Zoho.com differentiates itself from the pack by offering enterprise-grade programs in the cloud for a competitive price, and they are not shy about pointing out that, while their competitors in the cloud take millions of dollars in venture capital and bleed red ink, their company has never taken a penny of outside money. It’s worth noting that Zoho.com is a division of Zoho Corporation, which also includes ManageEngine and WebNMS.
As company president Raj Sabhlok told me, they spend their money carefully and diversify across these different services, which helps keep them profitable. “We’ve never taken any funding. [We are completely] bootstrapped. So, we’ve been profitable nearly since inception, 18 years ago (when the parent company launched).
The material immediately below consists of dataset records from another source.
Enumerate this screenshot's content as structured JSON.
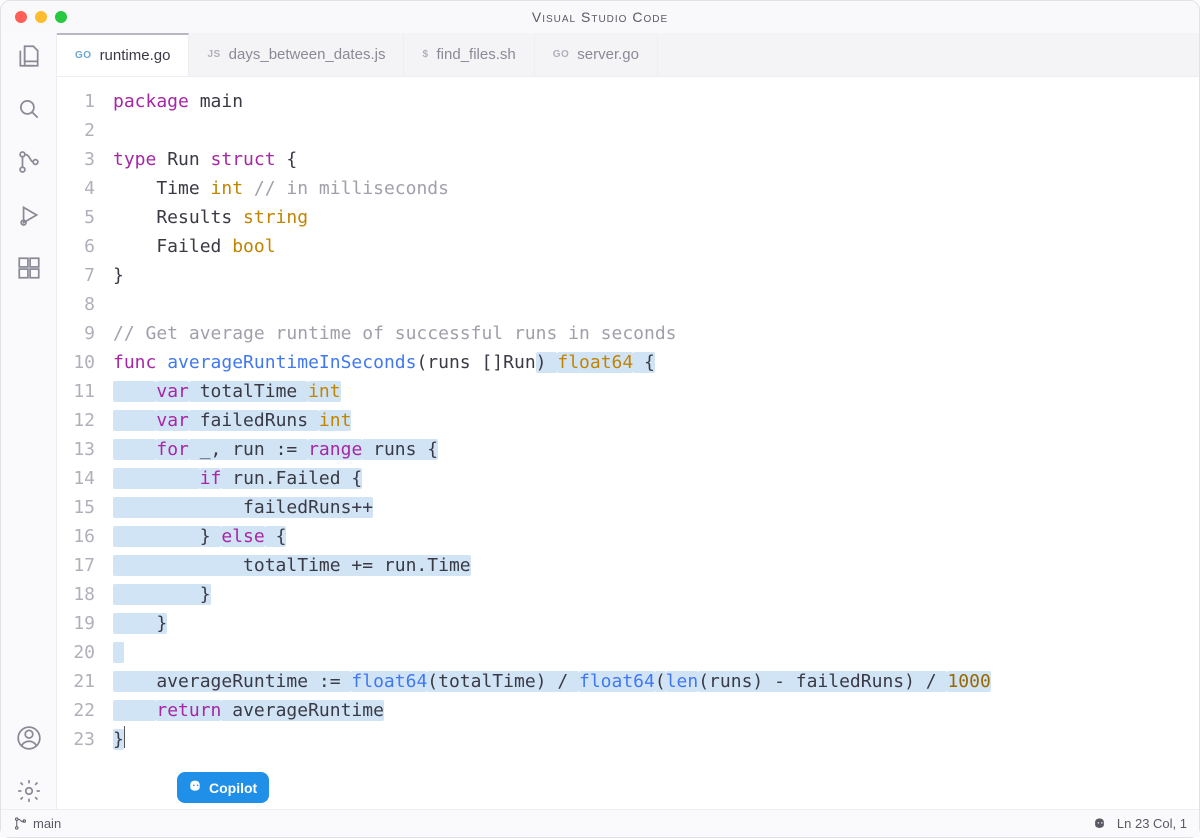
{
  "window": {
    "title": "Visual Studio Code"
  },
  "tabs": [
    {
      "lang": "GO",
      "label": "runtime.go",
      "active": true
    },
    {
      "lang": "JS",
      "label": "days_between_dates.js",
      "active": false
    },
    {
      "lang": "$",
      "label": "find_files.sh",
      "active": false
    },
    {
      "lang": "GO",
      "label": "server.go",
      "active": false
    }
  ],
  "code": {
    "lines": [
      {
        "n": 1,
        "t": [
          [
            "kw",
            "package"
          ],
          [
            "",
            " main"
          ]
        ]
      },
      {
        "n": 2,
        "t": [
          [
            "",
            ""
          ]
        ]
      },
      {
        "n": 3,
        "t": [
          [
            "kw",
            "type"
          ],
          [
            "",
            " Run "
          ],
          [
            "kw",
            "struct"
          ],
          [
            "",
            " {"
          ]
        ]
      },
      {
        "n": 4,
        "t": [
          [
            "",
            "    Time "
          ],
          [
            "typ",
            "int"
          ],
          [
            "",
            " "
          ],
          [
            "cmt",
            "// in milliseconds"
          ]
        ]
      },
      {
        "n": 5,
        "t": [
          [
            "",
            "    Results "
          ],
          [
            "typ",
            "string"
          ]
        ]
      },
      {
        "n": 6,
        "t": [
          [
            "",
            "    Failed "
          ],
          [
            "typ",
            "bool"
          ]
        ]
      },
      {
        "n": 7,
        "t": [
          [
            "",
            "}"
          ]
        ]
      },
      {
        "n": 8,
        "t": [
          [
            "",
            ""
          ]
        ]
      },
      {
        "n": 9,
        "t": [
          [
            "cmt",
            "// Get average runtime of successful runs in seconds"
          ]
        ]
      },
      {
        "n": 10,
        "t": [
          [
            "kw",
            "func"
          ],
          [
            "",
            " "
          ],
          [
            "fn",
            "averageRuntimeInSeconds"
          ],
          [
            "",
            "(runs []Run) "
          ],
          [
            "typ",
            "float64"
          ],
          [
            "",
            " {"
          ]
        ],
        "selFrom": 39
      },
      {
        "n": 11,
        "sel": true,
        "t": [
          [
            "",
            "    "
          ],
          [
            "kw",
            "var"
          ],
          [
            "",
            " totalTime "
          ],
          [
            "typ",
            "int"
          ]
        ]
      },
      {
        "n": 12,
        "sel": true,
        "t": [
          [
            "",
            "    "
          ],
          [
            "kw",
            "var"
          ],
          [
            "",
            " failedRuns "
          ],
          [
            "typ",
            "int"
          ]
        ]
      },
      {
        "n": 13,
        "sel": true,
        "t": [
          [
            "",
            "    "
          ],
          [
            "kw",
            "for"
          ],
          [
            "",
            " _, run := "
          ],
          [
            "kw",
            "range"
          ],
          [
            "",
            " runs {"
          ]
        ]
      },
      {
        "n": 14,
        "sel": true,
        "t": [
          [
            "",
            "        "
          ],
          [
            "kw",
            "if"
          ],
          [
            "",
            " run.Failed {"
          ]
        ]
      },
      {
        "n": 15,
        "sel": true,
        "t": [
          [
            "",
            "            failedRuns++"
          ]
        ]
      },
      {
        "n": 16,
        "sel": true,
        "t": [
          [
            "",
            "        } "
          ],
          [
            "kw",
            "else"
          ],
          [
            "",
            " {"
          ]
        ]
      },
      {
        "n": 17,
        "sel": true,
        "t": [
          [
            "",
            "            totalTime += run.Time"
          ]
        ]
      },
      {
        "n": 18,
        "sel": true,
        "t": [
          [
            "",
            "        }"
          ]
        ]
      },
      {
        "n": 19,
        "sel": true,
        "t": [
          [
            "",
            "    }"
          ]
        ]
      },
      {
        "n": 20,
        "sel": true,
        "t": [
          [
            "",
            ""
          ]
        ]
      },
      {
        "n": 21,
        "sel": true,
        "t": [
          [
            "",
            "    averageRuntime := "
          ],
          [
            "fn",
            "float64"
          ],
          [
            "",
            "(totalTime) / "
          ],
          [
            "fn",
            "float64"
          ],
          [
            "",
            "("
          ],
          [
            "fn",
            "len"
          ],
          [
            "",
            "(runs) - failedRuns) / "
          ],
          [
            "num",
            "1000"
          ]
        ]
      },
      {
        "n": 22,
        "sel": true,
        "t": [
          [
            "",
            "    "
          ],
          [
            "kw",
            "return"
          ],
          [
            "",
            " averageRuntime"
          ]
        ]
      },
      {
        "n": 23,
        "sel": true,
        "cursor": true,
        "t": [
          [
            "",
            "}"
          ]
        ]
      }
    ]
  },
  "copilot": {
    "label": "Copilot"
  },
  "status": {
    "branch": "main",
    "position": "Ln 23 Col, 1"
  }
}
The company is in many lines of business, but our guiding philosophy has been don’t invest ahead of our means. See success, and then invest more incrementally. We remain a private company, and have no plans to go public or sell. In fact, we want to become one of those rare private billion dollar companies,” he wrote to me in an email.
The new subscription service the company is launching today is part of that diversity. They want to begin building applications aimed at back office management. Sabhlok says what separates Zoho Subscriptions from the competition is the tight integration with the accounting package, creating what he calls “a bridge between the subscription economy and traditional accounting.”